Response from O.J. Garden (Edinburgh, UK):
I think it is too early in the program to actually assess that parameter specifically. You will appreciate that it is a contentious issue as to whether or not we should be discouraging some trainees from taking time out to go through the traditional route of academic development, and I know that our own trainees in the southeast of Scotland generally do take time out to undertake a period of full-time study toward an MD or a PhD but not all of them go on to become academic surgeons. I think that there needs to be a way of trying to support their academic development, without taking them out of the clinical training program while providing them with a quality-assured academic qualification. Clearly the students are voting with their feet in saying that that is what we actually want. On the contrary, some of the trainees who have been through this program have actually used this as a stepping-stone to full-time research. Only time will tell as to how the program is going to best fit the needs of the modern surgical trainee.
J.V. Lanschot (Rotterdam, The Netherlands):
Thank you very much. As I recently learned, the scope of the College in Edinburgh is really global. Some of the residents in The Netherlands have tried to participate in your programs and at the end of the day during the examinations they have to really learn what is the correct answer in the UK to some questions, and what the correct answer would have been in The Netherlands. So, they are in a split, they learn things that they should not learn at least in The Netherlands. My question is what percentage of your program is really global and independent of local knowledge and what percentage is in fact more or less useless to international students?
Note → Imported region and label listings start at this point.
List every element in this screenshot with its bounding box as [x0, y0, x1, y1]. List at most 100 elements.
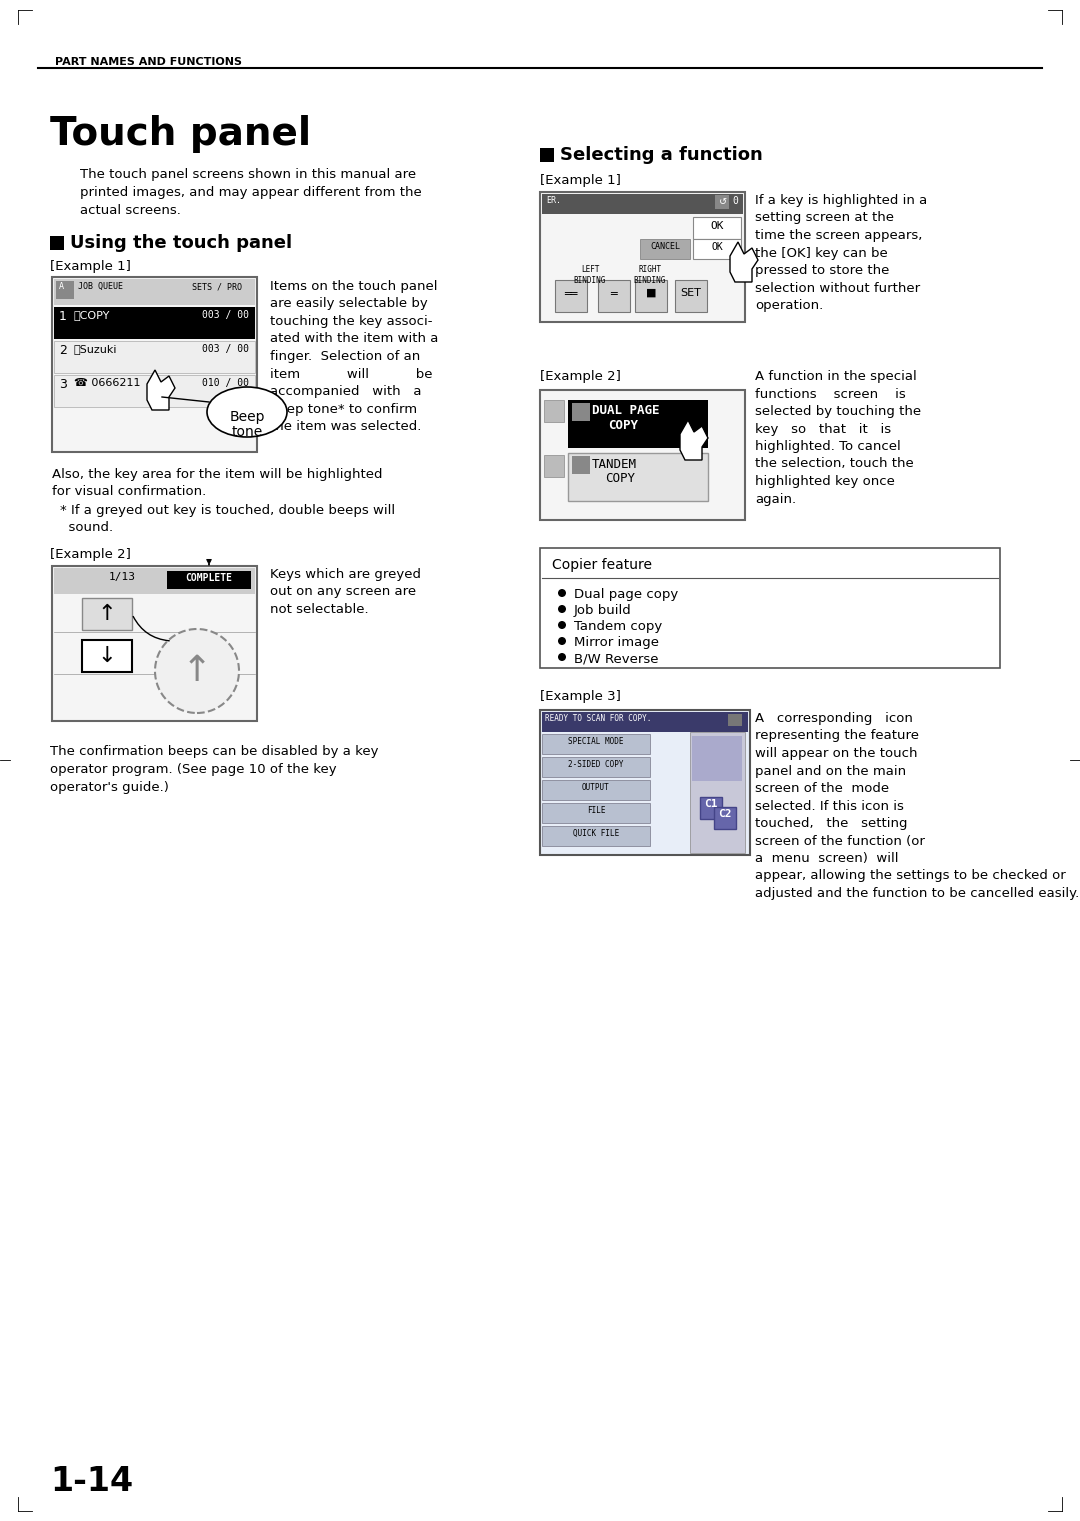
Text: Also, the key area for the item will be highlighted
for visual confirmation.: Also, the key area for the item will be … — [52, 468, 382, 497]
Text: ⎘Suzuki: ⎘Suzuki — [75, 344, 118, 354]
Bar — [540, 389, 745, 520]
Bar — [715, 195, 729, 208]
Text: ⎘COPY: ⎘COPY — [75, 310, 110, 319]
Text: Selecting a function: Selecting a function — [561, 146, 762, 164]
Text: 1/13: 1/13 — [108, 572, 135, 583]
Bar — [82, 640, 132, 672]
Bar — [54, 567, 255, 595]
Bar — [82, 598, 132, 630]
Text: COMPLETE: COMPLETE — [186, 573, 232, 583]
Text: The touch panel screens shown in this manual are
printed images, and may appear : The touch panel screens shown in this ma… — [80, 167, 422, 218]
Bar — [540, 192, 745, 322]
Bar — [52, 277, 257, 452]
Text: Keys which are greyed
out on any screen are
not selectable.: Keys which are greyed out on any screen … — [270, 567, 421, 616]
Text: 3: 3 — [59, 379, 67, 391]
Bar — [572, 456, 590, 475]
Bar — [693, 218, 741, 239]
Text: C1: C1 — [704, 799, 718, 809]
Bar — [54, 307, 255, 339]
Text: If a key is highlighted in a
setting screen at the
time the screen appears,
the : If a key is highlighted in a setting scr… — [755, 195, 928, 312]
Bar — [714, 808, 735, 829]
Text: COPY: COPY — [608, 418, 638, 432]
Text: 003 / 00: 003 / 00 — [202, 310, 249, 319]
Text: DUAL PAGE: DUAL PAGE — [592, 405, 660, 417]
Text: Tandem copy: Tandem copy — [573, 621, 662, 633]
Bar — [568, 453, 708, 500]
Text: Using the touch panel: Using the touch panel — [70, 234, 292, 252]
Bar — [542, 735, 650, 754]
Bar — [50, 236, 64, 249]
Text: 1-14: 1-14 — [50, 1465, 133, 1498]
Bar — [700, 797, 723, 818]
Bar — [692, 736, 742, 780]
Polygon shape — [680, 420, 708, 459]
Text: LEFT
BINDING: LEFT BINDING — [573, 265, 606, 284]
Text: 0: 0 — [732, 196, 738, 205]
Bar — [544, 400, 564, 421]
Bar — [544, 455, 564, 478]
Bar — [56, 281, 75, 300]
Bar — [542, 195, 743, 214]
Text: [Example 1]: [Example 1] — [50, 260, 131, 272]
Text: tone: tone — [231, 424, 262, 440]
Text: ↓: ↓ — [97, 646, 117, 666]
Polygon shape — [147, 370, 175, 411]
Circle shape — [558, 605, 566, 613]
Text: JOB QUEUE: JOB QUEUE — [78, 281, 123, 291]
Text: Mirror image: Mirror image — [573, 636, 659, 649]
Text: Beep: Beep — [229, 411, 265, 424]
Text: SPECIAL MODE: SPECIAL MODE — [568, 738, 624, 745]
Bar — [542, 780, 650, 800]
Circle shape — [558, 637, 566, 645]
Text: SET: SET — [680, 287, 701, 298]
Circle shape — [558, 621, 566, 630]
Bar — [172, 646, 222, 697]
Text: OK: OK — [711, 242, 723, 252]
Bar — [675, 280, 707, 312]
Bar — [54, 278, 255, 306]
Bar — [542, 826, 650, 846]
Bar — [690, 732, 745, 853]
Bar — [540, 148, 554, 163]
Text: A: A — [59, 281, 64, 291]
Bar — [540, 710, 750, 855]
Ellipse shape — [156, 630, 239, 713]
Bar — [635, 280, 667, 312]
Bar — [542, 803, 650, 823]
Text: SETS / PRO: SETS / PRO — [192, 281, 242, 291]
Text: ══: ══ — [564, 287, 578, 298]
Bar — [598, 280, 630, 312]
Text: 010 / 00: 010 / 00 — [202, 379, 249, 388]
Text: C2: C2 — [718, 809, 732, 818]
Bar — [572, 403, 590, 421]
Text: COPY: COPY — [605, 472, 635, 485]
Text: OUTPUT: OUTPUT — [582, 783, 610, 792]
Text: [Example 1]: [Example 1] — [540, 173, 621, 187]
Text: ER.: ER. — [546, 196, 561, 205]
Text: [Example 2]: [Example 2] — [50, 548, 131, 561]
Text: Touch panel: Touch panel — [50, 116, 311, 154]
Text: READY TO SCAN FOR COPY.: READY TO SCAN FOR COPY. — [545, 713, 651, 722]
Text: Copier feature: Copier feature — [552, 558, 652, 572]
Text: A   corresponding   icon
representing the feature
will appear on the touch
panel: A corresponding icon representing the fe… — [755, 712, 1079, 900]
Bar — [540, 548, 1000, 668]
Text: ↺: ↺ — [719, 198, 727, 207]
Text: 2: 2 — [59, 344, 67, 357]
Text: QUICK FILE: QUICK FILE — [572, 829, 619, 838]
Text: ■: ■ — [646, 287, 657, 298]
Text: ↑: ↑ — [181, 654, 212, 687]
Bar — [167, 570, 251, 589]
Bar — [542, 712, 748, 732]
Text: ═: ═ — [610, 287, 618, 298]
Text: PART NAMES AND FUNCTIONS: PART NAMES AND FUNCTIONS — [55, 56, 242, 67]
Text: * If a greyed out key is touched, double beeps will
  sound.: * If a greyed out key is touched, double… — [60, 503, 395, 534]
Text: Job build: Job build — [573, 604, 632, 618]
Bar — [542, 757, 650, 777]
Text: ☎ 0666211: ☎ 0666211 — [75, 379, 140, 388]
Bar — [54, 341, 255, 373]
Text: 1: 1 — [59, 310, 67, 322]
Circle shape — [558, 589, 566, 598]
Text: TANDEM: TANDEM — [592, 458, 637, 472]
Text: 003 / 00: 003 / 00 — [202, 344, 249, 354]
Bar — [728, 713, 742, 726]
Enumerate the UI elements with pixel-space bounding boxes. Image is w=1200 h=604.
Response from O.J. Garden (Edinburgh, UK):
I am surprised to find out that the surgical evidence base in The Netherlands is different from the evidence base in Great Britain and Ireland, but you do make an important point. This examination, this academic qualification, was very much structured around training in Great Britain and Ireland, and we have been taken quite by surprise that there has been so much interest internationally, but most of the trainees outside of Great Britain and Ireland obviously feel that the content of the program is actually fit for their purpose. It is not delivered in a very didactic way, it is there to support their reflective learning and as we know, from this very meeting, there are many views sometimes on how a particular condition should be managed, when a particular operation should be performed. So, we like to think that what we are trying to do is to develop that academic ethos, to look more critically at the evidence that is there.
N. Senninger (Munster, Germany):
With reference to control mechanisms for your testing, I am convinced that you are going to be successful but you will have to prove it. I would be interested to see what happened, concerning examination performance, to the so-called dropouts or to the ones who were not permitted to the test. What happened to them in comparison to the ones who passed the test successfully?
Response from O.J. Garden (Edinburgh, UK):
That again is a very important area to try and pursue. The withdrawal rate is lower than many distance learning programs and the predominant reason for students withdrawing is for either financial reasons or a conscious decision to change career such that the programme becomes less relevant to them. Unfortunately, a lot of students who do drop out do not really come back to us when we are looking for information as to why they have left the program and what they have then gone on to do.